A importância do Bingo
Abdalla afirma ainda que as observações e conclusões obtidas pelo equipamento brasileiro podem permitir, no futuro, uma compreensão sofisticada do universo. Ele destaca que os resultados trarão, eventualmente, fontes mais complexas de energia limpa, viagens constantes para fora da Terra, prevenção de queda de asteroides e até a possibilidade de vida em outros planetas.
“Essas são algumas das razões pelas quais o estudo da astronomia e da cosmologia não é apenas uma curiosidade, mas algo útil e economicamente viável. A ciência busca colocar um limite na obscuridade e alcançar um espaço de destaque na humanidade”, diz o especialista.

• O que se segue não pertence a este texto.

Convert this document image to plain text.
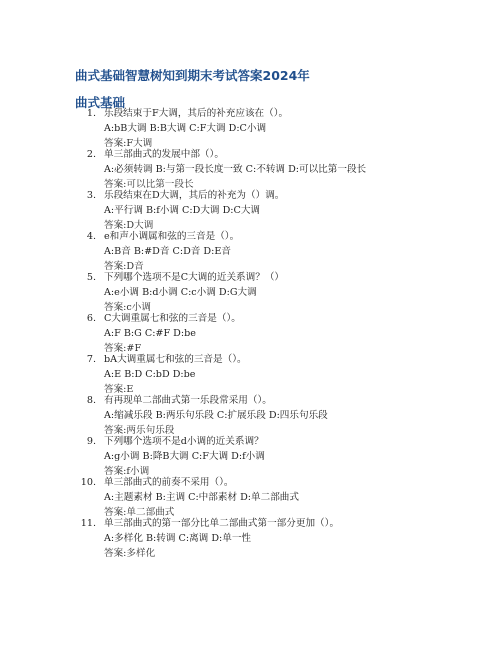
曲式基础智慧树知到期末考试答案2024年
曲式基础
1. 乐段结束于F大调，其后的补充应该在（）。
A:bB大调 B:B大调 C:F大调 D:C小调
答案:F大调
2. 单三部曲式的发展中部（）。
A:必须转调 B:与第一段长度一致 C:不转调 D:可以比第一段长
答案:可以比第一段长
3. 乐段结束在D大调，其后的补充为（）调。
A:平行调 B:f小调 C:D大调 D:C大调
答案:D大调
4. e和声小调属和弦的三音是（）。
A:B音 B:#D音 C:D音 D:E音
答案:D音
5. 下列哪个选项不是C大调的近关系调？（）
A:e小调 B:d小调 C:c小调 D:G大调
答案:c小调
6. C大调重属七和弦的三音是（）。
A:F B:G C:#F D:be
答案:#F
7. bA大调重属七和弦的三音是（）。
A:E B:D C:bD D:be
答案:E
8. 有再现单二部曲式第一乐段常采用（）。
A:缩减乐段 B:两乐句乐段 C:扩展乐段 D:四乐句乐段
答案:两乐句乐段
9. 下列哪个选项不是d小调的近关系调？
A:g小调 B:降B大调 C:F大调 D:f小调
答案:f小调
10. 单三部曲式的前奏不采用（）。
A:主题素材 B:主调 C:中部素材 D:单二部曲式
答案:单二部曲式
11. 单三部曲式的第一部分比单二部曲式第一部分更加（）。
A:多样化 B:转调 C:离调 D:单一性
答案:多样化
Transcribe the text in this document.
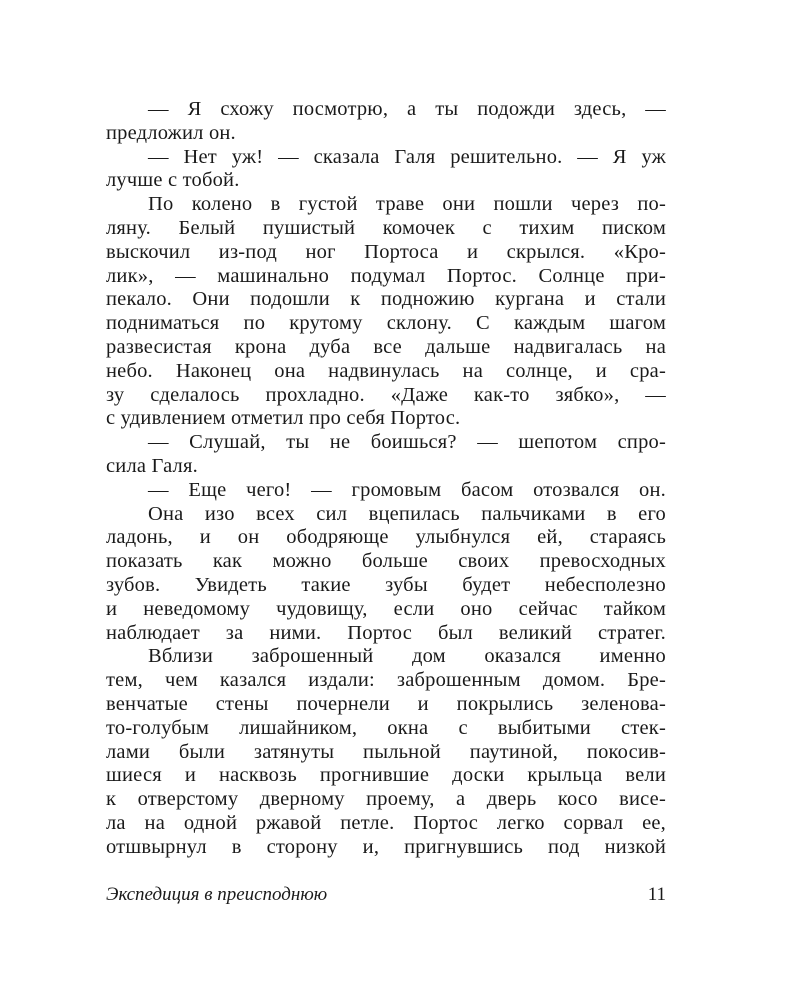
— Я схожу посмотрю, а ты подожди здесь, —
предложил он.
— Нет уж! — сказала Галя решительно. — Я уж
лучше с тобой.
По колено в густой траве они пошли через по-
ляну. Белый пушистый комочек с тихим писком
выскочил из-под ног Портоса и скрылся. «Кро-
лик», — машинально подумал Портос. Солнце при-
пекало. Они подошли к подножию кургана и стали
подниматься по крутому склону. С каждым шагом
развесистая крона дуба все дальше надвигалась на
небо. Наконец она надвинулась на солнце, и сра-
зу сделалось прохладно. «Даже как-то зябко», —
с удивлением отметил про себя Портос.
— Слушай, ты не боишься? — шепотом спро-
сила Галя.
— Еще чего! — громовым басом отозвался он.
Она изо всех сил вцепилась пальчиками в его
ладонь, и он ободряюще улыбнулся ей, стараясь
показать как можно больше своих превосходных
зубов. Увидеть такие зубы будет небесполезно
и неведомому чудовищу, если оно сейчас тайком
наблюдает за ними. Портос был великий стратег.
Вблизи заброшенный дом оказался именно
тем, чем казался издали: заброшенным домом. Бре-
венчатые стены почернели и покрылись зеленова-
то-голубым лишайником, окна с выбитыми стек-
лами были затянуты пыльной паутиной, покосив-
шиеся и насквозь прогнившие доски крыльца вели
к отверстому дверному проему, а дверь косо висе-
ла на одной ржавой петле. Портос легко сорвал ее,
отшвырнул в сторону и, пригнувшись под низкой
Экспедиция в преисподнюю	11
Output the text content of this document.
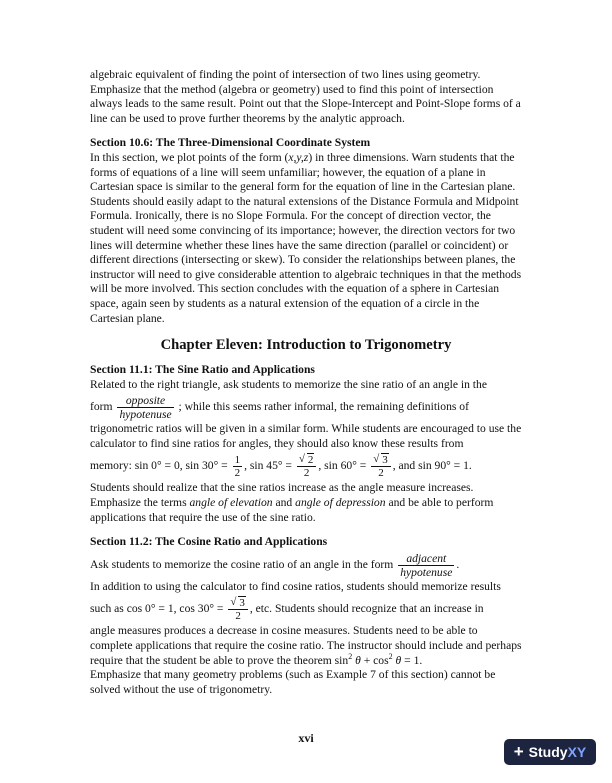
algebraic equivalent of finding the point of intersection of two lines using geometry. Emphasize that the method (algebra or geometry) used to find this point of intersection always leads to the same result. Point out that the Slope-Intercept and Point-Slope forms of a line can be used to prove further theorems by the analytic approach.

Section 10.6: The Three-Dimensional Coordinate System

In this section, we plot points of the form (x,y,z) in three dimensions. Warn students that the forms of equations of a line will seem unfamiliar; however, the equation of a plane in Cartesian space is similar to the general form for the equation of line in the Cartesian plane. Students should easily adapt to the natural extensions of the Distance Formula and Midpoint Formula. Ironically, there is no Slope Formula. For the concept of direction vector, the student will need some convincing of its importance; however, the direction vectors for two lines will determine whether these lines have the same direction (parallel or coincident) or different directions (intersecting or skew). To consider the relationships between planes, the instructor will need to give considerable attention to algebraic techniques in that the methods will be more involved. This section concludes with the equation of a sphere in Cartesian space, again seen by students as a natural extension of the equation of a circle in the Cartesian plane.

Chapter Eleven: Introduction to Trigonometry

Section 11.1: The Sine Ratio and Applications

Related to the right triangle, ask students to memorize the sine ratio of an angle in the

form $\frac{\text{opposite}}{\text{hypotenuse}}$ ; while this seems rather informal, the remaining definitions of

trigonometric ratios will be given in a similar form. While students are encouraged to use the calculator to find sine ratios for angles, they should also know these results from

memory: sin 0° = 0, $\sin 30^\circ = \frac{1}{2}$ , $\sin 45^\circ = \frac{√ 2}{2}$ , $\sin 60^\circ = \frac{√ 3}{2}$ , and sin 90° = 1.

Students should realize that the sine ratios increase as the angle measure increases. Emphasize the terms angle of elevation and angle of depression and be able to perform applications that require the use of the sine ratio.

Section 11.2: The Cosine Ratio and Applications

Ask students to memorize the cosine ratio of an angle in the form $\frac{\text{adjacent}}{\text{hypotenuse}}$ .

In addition to using the calculator to find cosine ratios, students should memorize results

such as cos 0° = 1, $\cos 30^\circ = \frac{√ 3}{2}$ , etc. Students should recognize that an increase in

angle measures produces a decrease in cosine measures. Students need to be able to complete applications that require the cosine ratio. The instructor should include and perhaps require that the student be able to prove the theorem $\sin^2 \theta + \cos^2 \theta = 1$.

Emphasize that many geometry problems (such as Example 7 of this section) cannot be solved without the use of trigonometry.

xvi
+ Study XY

A construção da estrutura física do Bingo é uma colaboração entre Brasil e China. No total, para entrar em operação, o telescópio levou cerca de dez a quinze anos desde as primeiras ideias até o início das observações. Atualmente, Abdalla explica que o aparelho entrará em funcionamento em até dois anos.
Bingo é o "James Webb brasileiro"?
Abdalla explica que, de modo geral, o último telescópio espacial da Nasa e o projeto brasileiro se complementam. "O Bingo utiliza dados de outros telescópios em sua calibração acerca do Universo, o complemento sendo também verdadeiro. O cruzamento dessas informações é muito mais importante que cada informação em si", afirma.
Desse modo, enquanto as informações do James Webb são mais relevantes sobre o início do Universo, cerca de 500 milhões de anos após o Big Bang, os dados que serão obtidos pelo Bingo se referem mais ao tempo em que a energia escura se impôs como parte dominante.